Wessex Archaeology has a continued interest in the exploration and development of opportunities for heritage recording and preservation provided by three-dimensional modelling techniques. As part of this interest, a photogrammetric survey of St. Leonard’s Church, Sutton Veny was undertaken by members of our Built Heritage and Geomatics teams.

St. Leonard’s Church is a partial ruin located in the village of Sutton Veny, near Warminster in south-west Wiltshire. The Grade II listed building dates to the 12th century, although it underwent revisions in the 13th and 16th centuries. The chancel, previously used as a mortuary chapel, is the only intact part of the building left, with the nave, transepts and crossing now partially ruinous following the abandonment of the church in the 1860s. The remaining walls and arches survive to a good height in many areas, with many interesting architectural details still visible. 

The church is currently in the care of the Churches Conservation Trust. The Trust is a national charity operating the third largest heritage estate in charitable ownership in the UK. It ensures that the churches under its care are conserved and regenerated, allowing them to be enjoyed as ‘cultural, social, tourism and educational resources’.
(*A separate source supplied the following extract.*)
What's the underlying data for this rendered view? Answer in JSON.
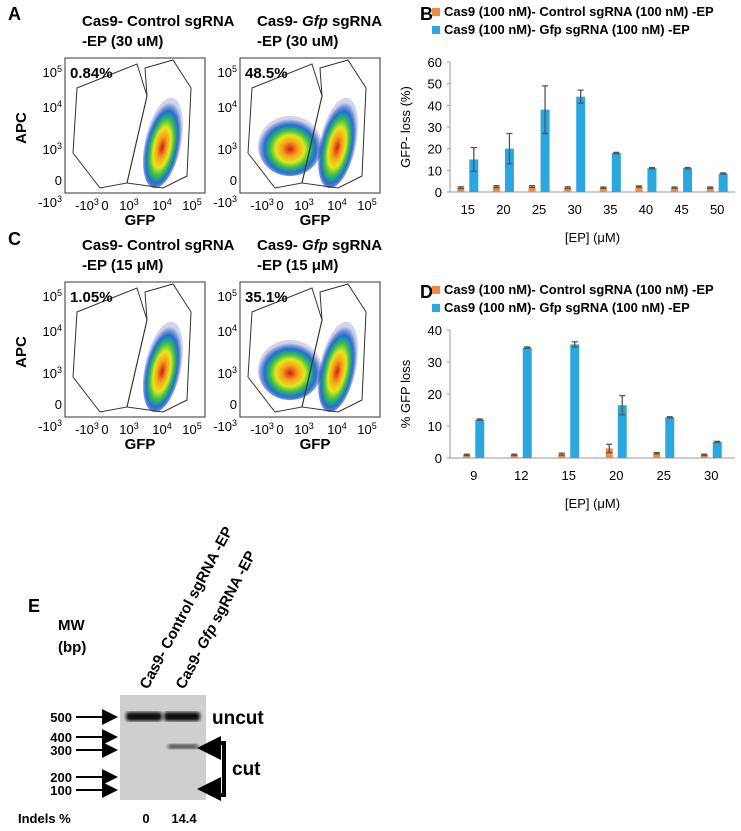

The photogrammetric technique used at St. Leonard’s Church involved the taking of over 900 photographs, from a variety of viewpoints, during the course of one day. The Geomatics and Graphics teams then used computer software to combine these images into a fully animated three-dimensional model from which scaled, orthographic plans and elevations can be generated, and which can be examined and manipulated in Sketchfab for wider dissemination and appreciation. 

The results are a detailed, accurate, three-dimensional model of the church, which provides an in-depth record of its structure along with the potential for further study. In addition to providing a valuable record, the survey may contribute to the maintenance and upkeep of the building, for example by monitoring its fabric and helping to inform repair schedules.